It’s not just new to homeschool families! You also have current homeschooling families trying to implement new curriculum, new ideas and new methods to improve what they have done. While this usually takes place between July to September yearly for the public and the private schools. For homeschooling families, there is a freedom to choose their back to school tradition and some families choose not to have this event at all. There are even plenty of families starting school in January at the same time of the international new year.
In our homeschooling, before our first back to school day is always the time when I work hard to manage the new schooling year. There is never an absolutely correct way to prepare the back to school event for each family member. I always try to improve our homeschooling from year to year – to find out the best way to meet the expectation of our vision and mission.
The Back to School Survival Manual
I was very happy to find Alicia Michelle’s latest book: Back to School Survival Manual: A Girlfriend’s Guide to an Organized and Successful Homeschool Year.
While we had started our homeschooling in July every year, usually. However, I was already looking forward to reading this book. For me, back to school can be started and done anytime since we have the authority to control our homeschooling. It’s never too late to improve what we have done! Therefore, I recommend this book to any homeschooling mom whenever you are – whether you want to start a new school year or you want to renew your homeschooling year.
Everyone Needs Survival Gear. Especially Homeschool Moms. No matter if it’s your first or your fourteenth year as a homeschooler, preparing for a new school year can be daunting and overwhelming. What do you do first? Where do you start? That’s why the Back to School Survival Manual: A Girlfriend’s Guide to an Organized and Successful Homeschool Year is such an amazing resource.
Full of expert advice from a ten-year homeschool veteran, this casual, conversational book is like chatting with a girlfriend about how to: –build self-confidence in your homeschool’s purpose and vision –determine what supplies you have (and what you really need) –learn practical tips for managing daily homeschool chaos and clutter –discover how to create a realistic learning rhythm –get powerful tips for daily homeschool success The book also contains 30 pages of reproducible 8.5 x 11 inch checklists, charts and planning activities to use year after year!

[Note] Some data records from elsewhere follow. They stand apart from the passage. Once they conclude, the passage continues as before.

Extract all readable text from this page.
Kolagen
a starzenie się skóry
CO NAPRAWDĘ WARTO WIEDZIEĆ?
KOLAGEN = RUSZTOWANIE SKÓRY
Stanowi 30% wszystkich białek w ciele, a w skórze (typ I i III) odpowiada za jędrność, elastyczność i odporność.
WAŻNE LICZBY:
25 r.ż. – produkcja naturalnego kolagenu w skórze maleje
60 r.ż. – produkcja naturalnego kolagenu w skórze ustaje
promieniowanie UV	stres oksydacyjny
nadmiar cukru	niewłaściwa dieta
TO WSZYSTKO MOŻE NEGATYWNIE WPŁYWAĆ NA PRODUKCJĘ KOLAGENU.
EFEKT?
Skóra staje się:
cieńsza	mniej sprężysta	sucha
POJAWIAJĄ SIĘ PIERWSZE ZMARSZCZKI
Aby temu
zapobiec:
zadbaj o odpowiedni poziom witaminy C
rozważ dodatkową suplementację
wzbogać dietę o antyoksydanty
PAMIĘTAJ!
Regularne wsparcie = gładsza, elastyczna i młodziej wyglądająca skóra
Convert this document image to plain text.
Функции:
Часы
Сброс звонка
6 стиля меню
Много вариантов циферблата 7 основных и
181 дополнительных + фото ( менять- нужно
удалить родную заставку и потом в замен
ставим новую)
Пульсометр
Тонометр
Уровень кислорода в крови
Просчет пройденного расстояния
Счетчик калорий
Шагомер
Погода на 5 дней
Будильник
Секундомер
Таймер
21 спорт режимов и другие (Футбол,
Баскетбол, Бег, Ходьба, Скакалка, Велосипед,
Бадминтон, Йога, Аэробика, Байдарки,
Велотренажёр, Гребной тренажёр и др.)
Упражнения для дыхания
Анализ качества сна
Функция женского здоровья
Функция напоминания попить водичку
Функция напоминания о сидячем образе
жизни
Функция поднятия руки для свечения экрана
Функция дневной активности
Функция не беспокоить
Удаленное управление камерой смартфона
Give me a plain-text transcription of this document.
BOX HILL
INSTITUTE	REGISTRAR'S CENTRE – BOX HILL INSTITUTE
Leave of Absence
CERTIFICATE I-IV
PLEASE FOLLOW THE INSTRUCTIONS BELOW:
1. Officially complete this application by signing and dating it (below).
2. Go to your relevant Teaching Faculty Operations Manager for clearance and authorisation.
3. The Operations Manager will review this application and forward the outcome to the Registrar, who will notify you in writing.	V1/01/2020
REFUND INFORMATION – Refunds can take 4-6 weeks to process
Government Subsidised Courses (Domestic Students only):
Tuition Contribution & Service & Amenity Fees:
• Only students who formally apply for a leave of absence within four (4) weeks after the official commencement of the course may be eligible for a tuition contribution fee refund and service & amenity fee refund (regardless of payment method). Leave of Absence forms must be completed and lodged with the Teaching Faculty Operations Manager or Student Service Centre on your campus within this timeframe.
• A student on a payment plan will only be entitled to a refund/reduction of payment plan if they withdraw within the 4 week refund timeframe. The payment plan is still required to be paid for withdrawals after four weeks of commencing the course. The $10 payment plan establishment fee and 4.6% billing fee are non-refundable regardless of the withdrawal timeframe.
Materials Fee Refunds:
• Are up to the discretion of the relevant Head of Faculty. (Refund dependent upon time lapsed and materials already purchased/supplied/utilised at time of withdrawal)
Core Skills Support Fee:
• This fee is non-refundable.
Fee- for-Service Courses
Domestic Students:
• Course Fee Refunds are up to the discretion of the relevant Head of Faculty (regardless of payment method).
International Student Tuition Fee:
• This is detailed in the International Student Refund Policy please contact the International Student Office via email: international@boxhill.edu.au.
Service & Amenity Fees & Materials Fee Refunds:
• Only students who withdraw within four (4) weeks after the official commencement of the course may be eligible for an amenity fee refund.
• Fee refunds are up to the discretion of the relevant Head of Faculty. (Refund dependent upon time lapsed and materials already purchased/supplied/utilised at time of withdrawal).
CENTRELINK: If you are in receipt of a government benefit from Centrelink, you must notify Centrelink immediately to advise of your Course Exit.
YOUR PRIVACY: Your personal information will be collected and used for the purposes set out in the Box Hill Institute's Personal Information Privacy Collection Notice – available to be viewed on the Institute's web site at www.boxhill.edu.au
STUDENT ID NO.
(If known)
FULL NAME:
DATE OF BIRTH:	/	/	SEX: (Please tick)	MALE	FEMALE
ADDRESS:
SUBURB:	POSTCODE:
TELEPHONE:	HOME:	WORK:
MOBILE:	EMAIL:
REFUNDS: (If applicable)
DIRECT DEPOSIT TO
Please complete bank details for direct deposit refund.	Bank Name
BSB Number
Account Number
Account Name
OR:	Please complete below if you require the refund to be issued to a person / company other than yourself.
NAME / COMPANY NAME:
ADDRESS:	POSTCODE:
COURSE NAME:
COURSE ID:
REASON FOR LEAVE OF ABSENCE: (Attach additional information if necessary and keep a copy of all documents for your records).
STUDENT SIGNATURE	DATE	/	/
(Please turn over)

Starting a new academic year can be something exciting, but it also can make people overwhelmed and nervous. This book will help a homeschooling mom make a successful homeschooling academic year in more logical and organized ways.
- This book considers homeschooling an adventure.
- There are some ways to get ready for unexpected things in the homeschooling years.
- Some realistic and wise set of methods and processes to create a strong foundation for the learning year.
- Some sets of reusable forms homeschooling moms can use to build a basic system as the right start in the homeschooling year.
- This book reveals how to create a strong foundation to have a great homeschooling year.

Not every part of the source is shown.